Dee James, $2.99, ISBN 979-8215144251
Contemporary Romance, 2023
In Dee James’s Spicy Love, we have Maya Roy, a hot shot entrepreneur and la-di-da, and she is pursued by Rishabh Khanna, the owner of the new restaurant across the office block in which her office is.
Don’t ask me the name of the restaurant, as I think it’s not important. Otherwise, I’m sure the author would have called it something else than “new restaurant” when describing it.
Oh yes, this story is set in Hyderabad, India and I have to wonder: does the guy on the cover look like someone whose name is Risabh Khanna? Is this one of those cases with weirdo Americans deciding to identify as some other race because that will get them more attention on social media?
Why set the story in India when the cover looks like any other generic white people billionaire romance? I don’t get it.
Because of this, I find myself scouring the text carefully for physical descriptions of Richard Kenneth here, only to be frustrated by how vague the guy is said to look like. Why have a hero with that name, in a story set in India, without letting that guy be the hottest specimen of Indian masculinity ever? Come on, Indian men can be sexy too, no?
Plus, Richard Kenneth here is much older than Maya, with the most explicit description of his physical attributes being his silver and pepper hair, so hello, why not have him channel Amitabh Bachchan realness?
The story reads more easily than the previous entry in the author’s Curvy & Decadent series, because the sentences flow far more smoothly and there is a much better balance of showing and telling.
However, the entire story is just Maya running away from Richard like some offended maiden aghast at the rude sight of a penis, and the whole thing becomes repetitive very fast.
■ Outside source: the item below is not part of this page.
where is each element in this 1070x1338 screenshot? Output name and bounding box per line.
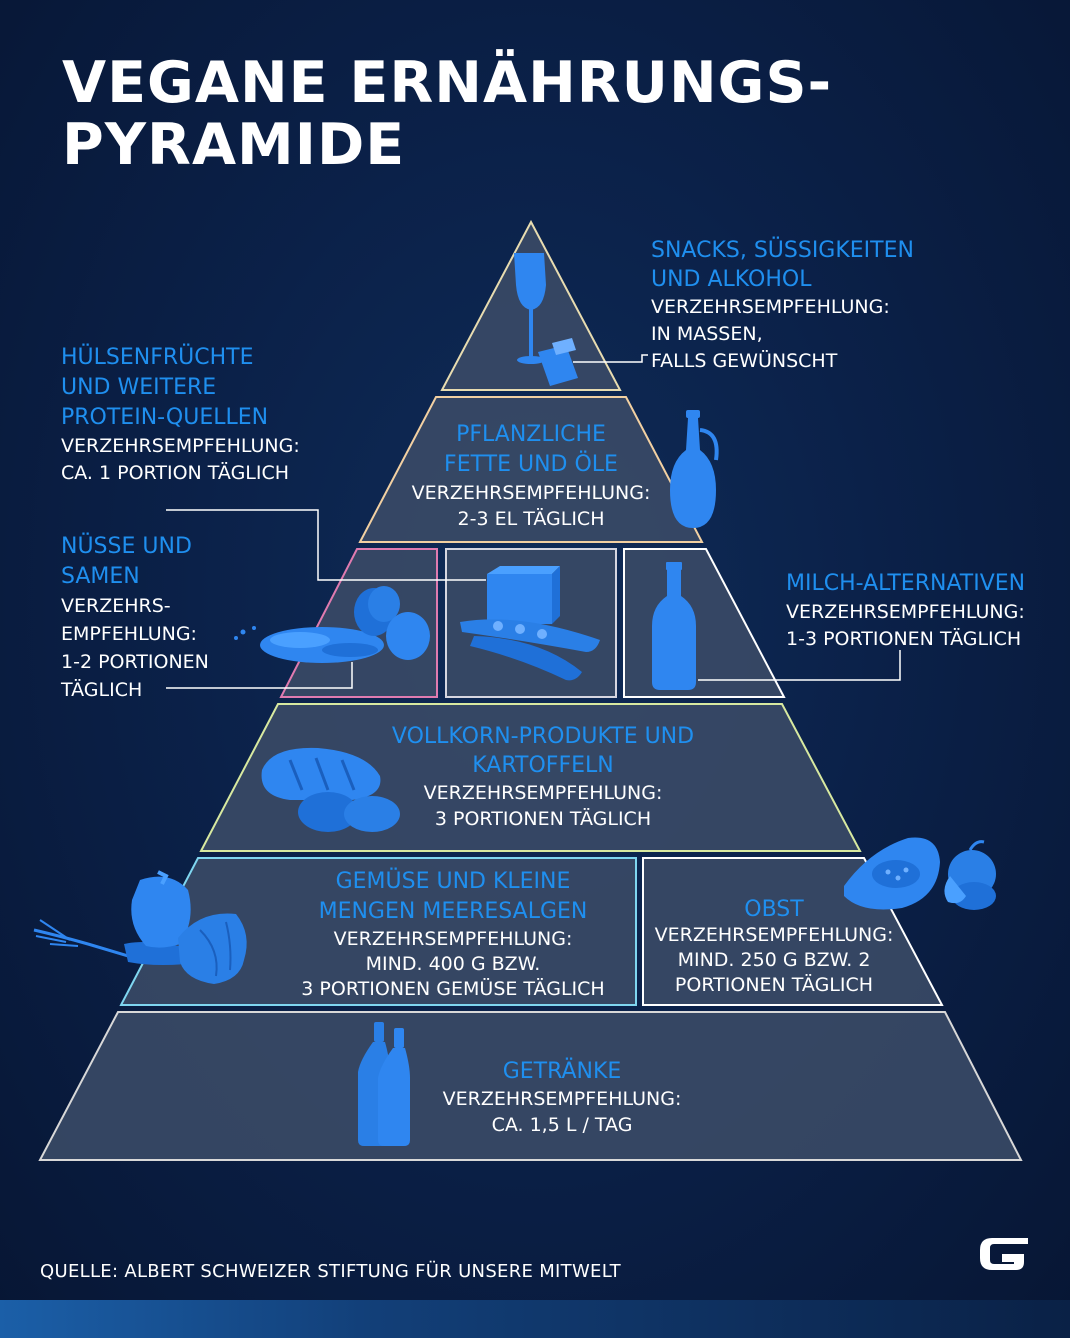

It also makes Maya appear dense because come on, look at that man. Rich, gorgeous, horny for her… and he is capable of and talented enough to cook yummy foods. In a sea of hot rich billionaires in this genre, that yummy food part makes him a rare unicorn worth putting out at least ten times for.
It is late in the story when Maya begins telling the reader why she is so afraid to put out to—let me repeat his list of qualities—a patient, attentive, wealthy, and attractive man that can cook very well, and it’s basically the same old story about how no one hugged her enough she was a kid. Hence, any reader patient around to linger that long will find the payoff a most anticlimactic bore.
Furthermore, it can be hard to empathize with Maya because what she is rarely fits what the author claims she is. Maya is supposed to be a very capable and brilliant technopreneur… but she spends a bulk of this story being frustrated because some guy she wants to sell her app to keeps ghosting her. She is supposed to be emotionally strong and tough… and she spends her entire time reeling and lurching like a panicked doe because a guy calls her hot and wags his horny tongue at her… in a very gentlemanly manner, of course.
Just like in many Asian countries with strong patriarchal cultures, a career woman in India that has it made and be at the pinnacle of her industry, like Maya is said to be, tends to be tougher and more cutthroat than the basic Western business lady running around looking for a billionaire to shag. Yet, Maya acts and thinks more like a very middling office executive than the lady boss.
Because of all this disconnect, Maya never seems like a real character, much less an actual girlboss, so it’s hard to care about her increasingly silly and whiny antics as the story progresses. God knows what Richard Kenneth sees in her aside from her curvy and big physical assets.
Anyway, this one boasts much improved writing, but story-wise, it’s still a meh kind of below average.